Realized a plumb bob is a good example.No matter where it's placed on Earth it points in a straight line towards the centre of the Earth and is unperturbed by coriolis, cut the string and if placed over your hole it will travell in a straight line towards the centre, local gravity is a lot stronger.
 
  • #73
But there's also the centrifugal force, so a plumb bob does not point directly at Earth's center and an object wouldn't fall to the center, just because of the spin of the Earth, unless the hole was cut through the rotation axis. The role of the orbit around the Sun is even trickier-- there the centrifugal effect is of order the Sun's tidal effect, so I think that would be small (the scale of tides is a meter or less, on average), but the coriolis effect could be large.

I said above that the coriolis deflection scales like 1/v, where v is the falling speed in the rotating frame, which comes from the idea that the acceleration is proportional to v, and the deflection scales like the acceleration times the time squared, while the time scales like 1/v. For some inexplicable reason, I concluded that the coriolis effect wouldn't matter if air resistance slowed the fall down, because then the air would carry the object along with it, but if air resistance makes v small, then 1/v gets large. So air resistance could make the coriolis deflection even worse, it depends on some additional details.

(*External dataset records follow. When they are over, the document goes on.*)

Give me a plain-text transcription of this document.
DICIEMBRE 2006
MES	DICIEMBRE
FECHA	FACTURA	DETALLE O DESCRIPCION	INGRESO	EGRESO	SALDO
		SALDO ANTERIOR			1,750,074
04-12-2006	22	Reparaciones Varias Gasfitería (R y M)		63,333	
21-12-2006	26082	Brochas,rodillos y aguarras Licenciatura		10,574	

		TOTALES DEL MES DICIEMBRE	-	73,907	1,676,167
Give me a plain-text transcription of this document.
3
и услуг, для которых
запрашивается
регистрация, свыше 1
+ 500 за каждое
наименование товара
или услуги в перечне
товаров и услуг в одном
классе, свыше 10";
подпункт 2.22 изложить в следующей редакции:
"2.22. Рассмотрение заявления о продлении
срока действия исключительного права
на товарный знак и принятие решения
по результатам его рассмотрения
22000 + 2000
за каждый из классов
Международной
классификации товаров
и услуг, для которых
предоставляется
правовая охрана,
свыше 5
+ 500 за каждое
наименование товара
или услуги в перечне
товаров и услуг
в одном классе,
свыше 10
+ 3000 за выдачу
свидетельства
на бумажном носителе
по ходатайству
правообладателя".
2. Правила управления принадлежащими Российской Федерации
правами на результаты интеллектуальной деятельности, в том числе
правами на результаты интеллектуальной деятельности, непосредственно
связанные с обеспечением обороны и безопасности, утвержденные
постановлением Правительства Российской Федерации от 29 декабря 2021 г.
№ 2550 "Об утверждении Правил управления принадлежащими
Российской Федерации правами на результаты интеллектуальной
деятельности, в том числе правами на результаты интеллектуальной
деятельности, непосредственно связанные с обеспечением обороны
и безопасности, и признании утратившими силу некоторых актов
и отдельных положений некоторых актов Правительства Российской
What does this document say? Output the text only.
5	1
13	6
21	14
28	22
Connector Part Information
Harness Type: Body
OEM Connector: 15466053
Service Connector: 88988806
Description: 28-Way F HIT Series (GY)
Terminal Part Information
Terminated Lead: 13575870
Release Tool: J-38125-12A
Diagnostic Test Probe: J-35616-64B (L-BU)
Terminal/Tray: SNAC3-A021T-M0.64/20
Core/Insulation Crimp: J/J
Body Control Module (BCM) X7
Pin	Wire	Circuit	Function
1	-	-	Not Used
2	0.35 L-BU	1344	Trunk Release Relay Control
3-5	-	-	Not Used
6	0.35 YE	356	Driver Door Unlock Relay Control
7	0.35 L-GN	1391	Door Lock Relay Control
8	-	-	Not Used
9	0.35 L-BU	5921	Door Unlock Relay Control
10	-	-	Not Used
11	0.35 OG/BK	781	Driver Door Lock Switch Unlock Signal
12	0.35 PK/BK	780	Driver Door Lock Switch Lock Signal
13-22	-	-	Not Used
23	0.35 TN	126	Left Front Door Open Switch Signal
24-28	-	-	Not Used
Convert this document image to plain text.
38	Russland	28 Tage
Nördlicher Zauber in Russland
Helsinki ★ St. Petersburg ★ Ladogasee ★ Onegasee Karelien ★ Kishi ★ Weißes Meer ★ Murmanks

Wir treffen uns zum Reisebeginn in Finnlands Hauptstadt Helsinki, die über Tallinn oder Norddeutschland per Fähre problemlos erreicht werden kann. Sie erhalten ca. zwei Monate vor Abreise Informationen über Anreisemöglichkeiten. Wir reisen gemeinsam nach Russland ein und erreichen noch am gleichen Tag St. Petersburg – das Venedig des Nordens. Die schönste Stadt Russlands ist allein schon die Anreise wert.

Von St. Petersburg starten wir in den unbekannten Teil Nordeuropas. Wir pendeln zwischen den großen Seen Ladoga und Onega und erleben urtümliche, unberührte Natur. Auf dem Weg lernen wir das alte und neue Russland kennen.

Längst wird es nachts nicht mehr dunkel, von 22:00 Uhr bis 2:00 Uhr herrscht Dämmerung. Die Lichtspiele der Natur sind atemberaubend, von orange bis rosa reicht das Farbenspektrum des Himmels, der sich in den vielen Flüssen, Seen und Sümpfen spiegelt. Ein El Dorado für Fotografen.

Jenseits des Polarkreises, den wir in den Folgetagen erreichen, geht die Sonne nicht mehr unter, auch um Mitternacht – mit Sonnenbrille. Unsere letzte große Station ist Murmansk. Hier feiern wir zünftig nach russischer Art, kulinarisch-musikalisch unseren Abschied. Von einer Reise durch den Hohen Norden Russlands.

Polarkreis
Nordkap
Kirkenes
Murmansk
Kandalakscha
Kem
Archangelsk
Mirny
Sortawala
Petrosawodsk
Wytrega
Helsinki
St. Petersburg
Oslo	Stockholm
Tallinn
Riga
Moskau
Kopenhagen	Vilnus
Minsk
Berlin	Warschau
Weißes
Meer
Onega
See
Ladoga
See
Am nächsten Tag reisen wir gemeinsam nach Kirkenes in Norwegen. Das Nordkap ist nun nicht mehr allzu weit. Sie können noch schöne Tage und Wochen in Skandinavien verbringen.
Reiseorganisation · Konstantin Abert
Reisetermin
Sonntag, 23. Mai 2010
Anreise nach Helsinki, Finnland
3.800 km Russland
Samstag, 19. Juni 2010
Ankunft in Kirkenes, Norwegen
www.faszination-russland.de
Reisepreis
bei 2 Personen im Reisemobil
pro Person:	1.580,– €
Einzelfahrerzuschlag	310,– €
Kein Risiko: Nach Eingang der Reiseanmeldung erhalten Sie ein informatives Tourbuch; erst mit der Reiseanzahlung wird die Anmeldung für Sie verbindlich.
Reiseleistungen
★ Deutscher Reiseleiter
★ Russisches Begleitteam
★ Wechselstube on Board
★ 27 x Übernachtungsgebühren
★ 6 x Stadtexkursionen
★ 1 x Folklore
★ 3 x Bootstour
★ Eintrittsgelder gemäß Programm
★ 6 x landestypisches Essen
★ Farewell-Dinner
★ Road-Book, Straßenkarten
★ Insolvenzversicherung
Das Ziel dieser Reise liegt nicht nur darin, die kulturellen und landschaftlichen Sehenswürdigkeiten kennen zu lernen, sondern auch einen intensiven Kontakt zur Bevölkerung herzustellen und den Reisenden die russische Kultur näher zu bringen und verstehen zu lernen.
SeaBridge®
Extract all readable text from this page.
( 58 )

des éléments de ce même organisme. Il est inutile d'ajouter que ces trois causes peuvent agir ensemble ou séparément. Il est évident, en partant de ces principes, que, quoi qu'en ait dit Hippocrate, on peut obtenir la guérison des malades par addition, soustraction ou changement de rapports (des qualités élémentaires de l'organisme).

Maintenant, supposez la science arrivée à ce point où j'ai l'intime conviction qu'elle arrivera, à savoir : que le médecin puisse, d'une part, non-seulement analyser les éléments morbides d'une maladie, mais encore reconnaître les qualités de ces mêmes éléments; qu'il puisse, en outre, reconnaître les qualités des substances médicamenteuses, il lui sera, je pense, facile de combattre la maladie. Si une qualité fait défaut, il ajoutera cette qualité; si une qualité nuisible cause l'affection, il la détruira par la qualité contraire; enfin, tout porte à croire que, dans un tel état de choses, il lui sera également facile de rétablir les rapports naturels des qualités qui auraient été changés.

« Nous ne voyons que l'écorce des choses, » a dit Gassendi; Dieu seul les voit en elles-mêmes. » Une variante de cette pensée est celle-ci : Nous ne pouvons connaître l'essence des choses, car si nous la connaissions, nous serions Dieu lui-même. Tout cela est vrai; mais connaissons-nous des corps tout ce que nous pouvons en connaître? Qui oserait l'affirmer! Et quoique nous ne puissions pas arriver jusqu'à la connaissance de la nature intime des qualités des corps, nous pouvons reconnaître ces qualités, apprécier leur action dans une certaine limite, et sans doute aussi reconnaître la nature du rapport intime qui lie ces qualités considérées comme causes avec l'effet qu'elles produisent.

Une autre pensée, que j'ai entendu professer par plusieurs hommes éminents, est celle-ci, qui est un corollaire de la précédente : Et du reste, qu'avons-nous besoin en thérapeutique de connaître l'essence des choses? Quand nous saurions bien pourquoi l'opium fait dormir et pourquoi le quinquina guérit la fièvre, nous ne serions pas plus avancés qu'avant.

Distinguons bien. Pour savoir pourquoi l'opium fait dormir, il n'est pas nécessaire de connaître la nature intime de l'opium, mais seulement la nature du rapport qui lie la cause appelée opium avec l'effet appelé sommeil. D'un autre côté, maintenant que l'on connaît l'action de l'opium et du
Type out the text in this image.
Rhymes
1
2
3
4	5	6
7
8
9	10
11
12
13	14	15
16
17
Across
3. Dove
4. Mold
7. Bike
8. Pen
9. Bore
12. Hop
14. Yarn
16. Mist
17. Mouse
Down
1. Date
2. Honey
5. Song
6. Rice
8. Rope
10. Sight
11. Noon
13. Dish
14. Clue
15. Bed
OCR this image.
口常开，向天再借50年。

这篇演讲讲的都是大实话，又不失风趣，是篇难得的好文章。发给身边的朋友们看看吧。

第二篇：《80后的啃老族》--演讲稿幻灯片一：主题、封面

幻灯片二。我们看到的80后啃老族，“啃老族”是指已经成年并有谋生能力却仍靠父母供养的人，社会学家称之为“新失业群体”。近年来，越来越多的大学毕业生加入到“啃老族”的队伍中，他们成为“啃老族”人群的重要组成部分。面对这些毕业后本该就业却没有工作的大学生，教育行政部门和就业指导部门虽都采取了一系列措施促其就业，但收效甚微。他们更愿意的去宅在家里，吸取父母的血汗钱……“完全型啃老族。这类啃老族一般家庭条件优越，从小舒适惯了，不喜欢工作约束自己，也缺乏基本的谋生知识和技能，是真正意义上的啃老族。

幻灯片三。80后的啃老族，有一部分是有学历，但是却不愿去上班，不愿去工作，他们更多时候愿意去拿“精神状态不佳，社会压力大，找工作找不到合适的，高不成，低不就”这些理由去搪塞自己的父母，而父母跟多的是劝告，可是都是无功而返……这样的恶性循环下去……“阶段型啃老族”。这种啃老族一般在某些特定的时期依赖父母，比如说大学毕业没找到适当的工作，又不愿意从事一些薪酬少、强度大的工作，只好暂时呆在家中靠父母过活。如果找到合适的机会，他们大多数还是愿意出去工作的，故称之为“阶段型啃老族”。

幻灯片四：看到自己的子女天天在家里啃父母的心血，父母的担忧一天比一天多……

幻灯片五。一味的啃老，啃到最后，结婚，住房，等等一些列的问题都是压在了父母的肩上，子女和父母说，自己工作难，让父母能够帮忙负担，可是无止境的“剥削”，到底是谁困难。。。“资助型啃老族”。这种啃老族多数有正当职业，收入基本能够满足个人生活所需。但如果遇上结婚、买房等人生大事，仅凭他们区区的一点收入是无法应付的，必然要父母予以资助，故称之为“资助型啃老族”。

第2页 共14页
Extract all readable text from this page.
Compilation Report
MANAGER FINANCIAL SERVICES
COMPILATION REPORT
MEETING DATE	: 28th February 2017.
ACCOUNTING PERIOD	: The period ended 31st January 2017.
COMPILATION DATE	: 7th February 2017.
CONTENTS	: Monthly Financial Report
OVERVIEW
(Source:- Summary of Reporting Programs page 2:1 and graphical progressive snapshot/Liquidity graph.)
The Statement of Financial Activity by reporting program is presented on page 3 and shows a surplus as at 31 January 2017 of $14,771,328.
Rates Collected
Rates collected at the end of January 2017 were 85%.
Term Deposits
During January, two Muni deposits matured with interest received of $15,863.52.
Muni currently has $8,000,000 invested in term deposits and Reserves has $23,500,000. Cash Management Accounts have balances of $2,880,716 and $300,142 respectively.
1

In truth it had been bothering me to discount the coriolis effect if the falling was slow, because usually the coriolis effect is most prominent for motions that occur on a timescale that is comparable to the rotation period of the frame. Motions that happen much more quickly (like draining a bathtub) cannot be affected by the coriolis effect, and motions that happen much more slowly (like the settling of metals to the Earth core) must average out the coriolis influences. So I think we should be expect maximum coriolis deflection for processes that require about a year for the man to fall, and the deflection would be of order the Earth radus. If we have no air resistance, the free fall time is of order the radius over the escape speed, so that's roughly 500 seconds, way shorter than a year. Since the deflection scales like acceleration times the time squared, and the coriolis acceleration scales like the inverse of the falling time, the deflection scales like the falling time. The ratio of the falling time, with no air resistance, to a year is about 10-5, so to order of magnitude, the coriolis deflection would be about 10-5 times the Earth radius, or say 10-100 meters.

However, if the air resistance was cranked up until the fall time was about a year, the deflection would be much more. But, if the air resistance was so great that the fall time was way more than a year, the effects of the Earth's orbit would cancel out, and we'd be back to a small effect. If the fall speed was the terminal speed in air now, say 100 m/s, then the fall time is on order a million seconds, which is like a few weeks or so, so that would produce a pretty large coriolis deflection indeed, maybe several to ten percent of the Earth radius, though a full calculation is needed to be more accurate. If the air gets even denser, it would eventually become too thick to allow any coriolis deflection, and the effect magnitude would drop again.

So, as usual, when you dig deeper into a seemingly simple problem, and start layering on all the complexities that a real-world calculation would need, you get surprised! Of course, the problem is never going to be a "real world" problem in the first place, but you were certainly right to bring up the possibility of not falling straight through the hole, even if it is drilled through the rotation axis.